I have a 29Gig file that is the previous version of a file and a 1.3 Gig incremental backup of the file. I did the transfer with no block size option and it takes about 6 minutes (GigEthernet). I used --block-size = 90k and it took about 6 minutes. I used --block-size=182000 (close to the square root of 29 Gig) and it only completed ~50 Meg of transfer of the 1.3 Gig in a couple of hours. Chris Shoemaker suggests this is a problem with the sliding window being a fixed size of 256k and that the block size will not allow multiple blocks in the window size. Operating system is Redhat 9.1 for both systems. Both systems have the 2.6.2 with only 1 patch and it is the one Wayne provided for --bwlimit being bi-modal
Created attachment 543 [details] Suggested patch from Craig Barratt Wallace Matthews confirmed that this alleviates the poor performance. Just need to confirm that the window isn't getting too large with this (I will check into this later unless someone else beats me to it).

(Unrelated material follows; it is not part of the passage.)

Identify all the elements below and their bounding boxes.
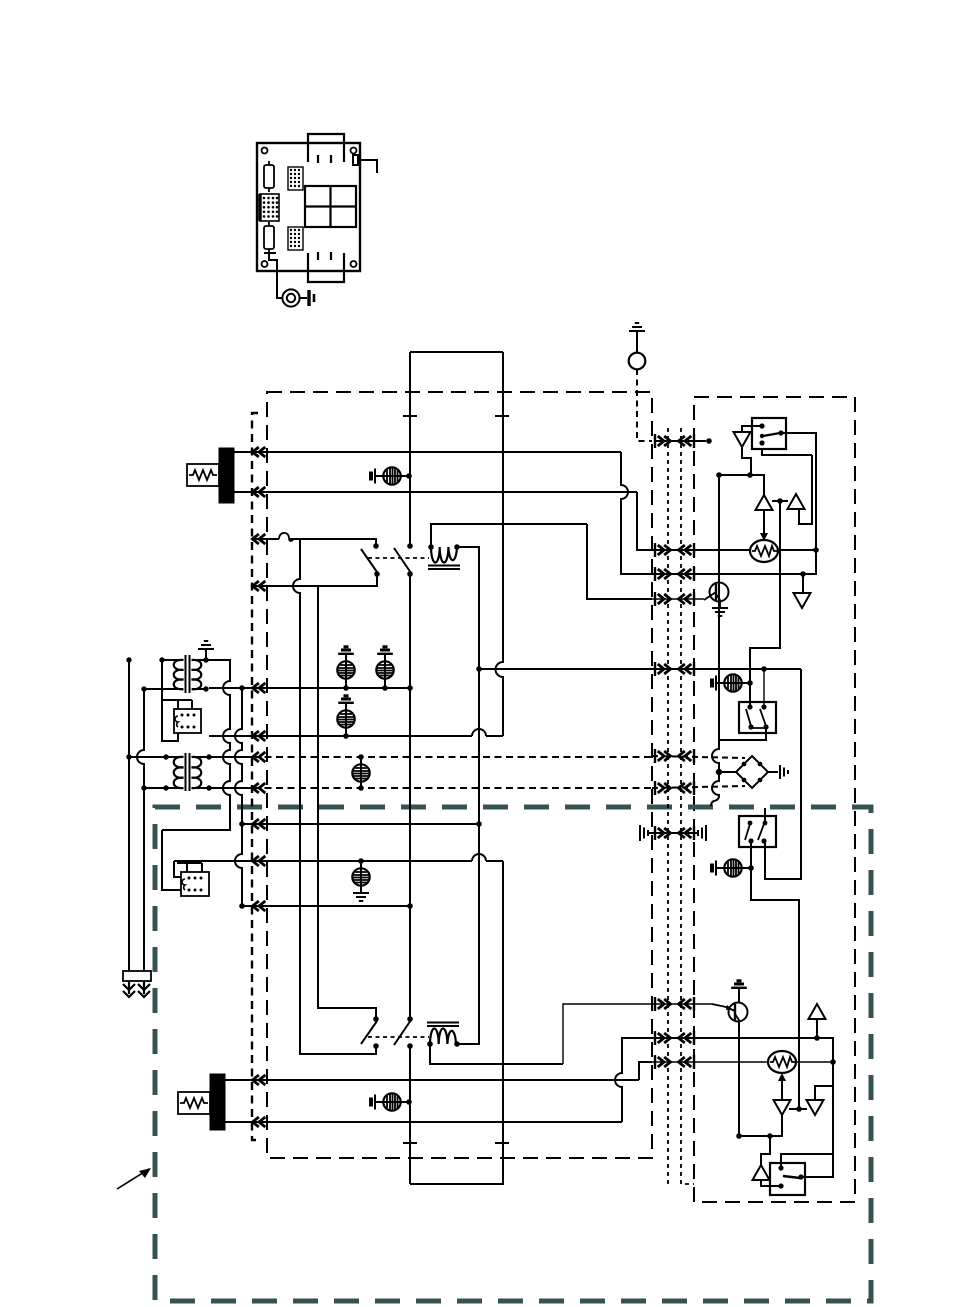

Created attachment 573 [details] Improved patch I created a patch similar to Craig's that instead modifies the MAX_MAP_SIZE value (using a new "max_map_size" variable) which is based on the current file's block size. This means that we get more consistent sizing (since "len" can vary) and that the sequence of window_size checks works out as originally intended (maxing out at either the end of the file or at offset + len, whichever is greater).
I checked-in my improved patch, which should resolve this bug. We may still wish to review the map_ptr() code to see if we can optimize it even further, but this should be good enough for now.